Born: December 10, 1815 in London, England
Died: November 27, 1852 in London, England
Occupation: Analyst, metaphysician, and one of the founders of scientific computing
How many of us know that Ada Lovelace was the World’s First Computer Programmer? She wrote the world’s first computer program in 1842, several decades before the computer was developed.
Her interests and training:
Ada was an accomplished mathematician in the era when educated women were rare. She was the daughter of the poet Lord Byron who recognized her great aptitude for mathematics at the very early age.

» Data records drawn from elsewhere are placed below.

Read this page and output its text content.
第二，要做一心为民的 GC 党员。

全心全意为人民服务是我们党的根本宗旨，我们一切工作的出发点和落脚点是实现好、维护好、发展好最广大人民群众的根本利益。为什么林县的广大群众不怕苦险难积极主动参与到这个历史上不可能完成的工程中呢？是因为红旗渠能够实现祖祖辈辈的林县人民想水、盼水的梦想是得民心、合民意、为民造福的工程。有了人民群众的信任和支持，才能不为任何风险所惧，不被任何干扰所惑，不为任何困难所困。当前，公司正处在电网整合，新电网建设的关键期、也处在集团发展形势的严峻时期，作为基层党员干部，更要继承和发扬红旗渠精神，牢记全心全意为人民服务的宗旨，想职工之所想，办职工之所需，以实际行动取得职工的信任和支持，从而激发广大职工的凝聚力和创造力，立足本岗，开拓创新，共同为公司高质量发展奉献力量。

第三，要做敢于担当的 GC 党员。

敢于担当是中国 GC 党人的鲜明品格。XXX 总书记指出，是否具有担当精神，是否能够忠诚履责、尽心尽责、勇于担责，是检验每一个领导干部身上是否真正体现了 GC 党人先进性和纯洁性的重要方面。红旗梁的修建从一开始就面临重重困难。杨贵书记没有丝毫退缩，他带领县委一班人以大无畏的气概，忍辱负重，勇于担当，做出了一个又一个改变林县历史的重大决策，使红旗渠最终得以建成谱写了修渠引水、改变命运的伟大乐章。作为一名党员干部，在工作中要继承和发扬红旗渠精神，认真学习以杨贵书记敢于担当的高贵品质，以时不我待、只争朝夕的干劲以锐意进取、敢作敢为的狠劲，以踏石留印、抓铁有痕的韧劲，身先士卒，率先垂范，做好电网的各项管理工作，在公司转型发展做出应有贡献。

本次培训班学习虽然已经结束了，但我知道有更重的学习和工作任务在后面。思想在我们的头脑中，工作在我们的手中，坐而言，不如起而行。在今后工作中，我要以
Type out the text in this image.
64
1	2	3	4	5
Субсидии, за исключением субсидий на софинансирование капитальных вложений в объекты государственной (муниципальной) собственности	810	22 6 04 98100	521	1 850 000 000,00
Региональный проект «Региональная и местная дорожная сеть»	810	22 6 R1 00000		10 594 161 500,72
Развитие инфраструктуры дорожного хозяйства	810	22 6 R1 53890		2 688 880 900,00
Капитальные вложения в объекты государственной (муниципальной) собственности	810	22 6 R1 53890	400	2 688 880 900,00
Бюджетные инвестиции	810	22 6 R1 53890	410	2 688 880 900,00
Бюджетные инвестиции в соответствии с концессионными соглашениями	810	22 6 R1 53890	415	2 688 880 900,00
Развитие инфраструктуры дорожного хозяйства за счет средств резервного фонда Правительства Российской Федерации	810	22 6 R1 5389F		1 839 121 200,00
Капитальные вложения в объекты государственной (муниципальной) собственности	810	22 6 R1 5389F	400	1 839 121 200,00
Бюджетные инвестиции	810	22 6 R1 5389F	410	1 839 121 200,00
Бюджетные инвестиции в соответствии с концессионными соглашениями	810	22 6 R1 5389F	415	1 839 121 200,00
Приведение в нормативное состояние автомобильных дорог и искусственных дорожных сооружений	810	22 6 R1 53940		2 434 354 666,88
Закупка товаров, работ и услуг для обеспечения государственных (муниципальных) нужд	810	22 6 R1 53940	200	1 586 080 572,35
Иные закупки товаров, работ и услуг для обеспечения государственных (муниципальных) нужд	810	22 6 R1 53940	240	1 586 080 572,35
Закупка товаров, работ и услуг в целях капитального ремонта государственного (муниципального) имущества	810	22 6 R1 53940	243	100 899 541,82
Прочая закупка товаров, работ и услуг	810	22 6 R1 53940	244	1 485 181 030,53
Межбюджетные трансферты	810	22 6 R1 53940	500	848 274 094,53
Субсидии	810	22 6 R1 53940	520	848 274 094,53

She was provided tutoring from a renowned researcher and scientific author Mary Somerville who later introduced her to the reputed English mathematician Charles Babbage in 1833. Babbage was the first person who conceptualized a programmable computer. The famous mathematician and logician Augustus De Morgan was one of her late tutors who praised her excellent command over mathematics and believed that she would be someday called “an original mathematical investigator, perhaps of first-rate eminence.” His prediction was true.
How was it possible to write a computer program in the mid-1800s if there were no computers?
During early-1800s Babbage considered designing a machine for doing a variety of mathematical calculations with precision to get rid of human errors. Babbage’s earliest design of “computers” were incomplete and did not run on electricity. Some of them ran on steam and some others required to be hand cranked to turn the thousands of gears and parts. Babbage’s first machine was called “Difference Engine” and was made up of over 25,000 parts weighing over fifteen tons. But he couldn’t complete its construction. Next, he attempted to build several designs with modifications and improvement with various capabilities. Much later, Babbage started designing a more complex machine for accomplishing more difficult task and named it “The Analytical Engine”.
Between the year of 1842 and 1843, Babbage asked Ada to translate the work of a renowned Italian mathematician, Luigi Menabrea, on Babbage’s Analytical Engine, the machine which was an important step towards the development of computers. It was the design of a mechanical general-purpose computer and looked pretty near to the modern computer. While translating the work, Ada augmented the information as well as a set of notes and methods for calculating certain numbers with the Babbage’s Analytical Engine. The engine was recognized as the world’s first computer program by historians. These notes were published in The Ladies’ Diary and Taylor’s Scientific Memoirs under the initialism “AAL”. The computer programming language ‘Ada’ is still used in some aviation and military programs and has been named after her. After one hundred years, in 1953, her notes were republished.
Her description of a computer and software made early model for computer. Her notes on an algorithm for the analytical engine to compute Bernoulli numbers were alphabetically published from A to G. It was the first most significant algorithm ever written for the implementation on a computer. Interestingly, she also was the first lady to foresee that this Babbage’s computer would someday be used for other non-mathematical purposes for example music. However, Ada couldn’t complete her work during her lifetime.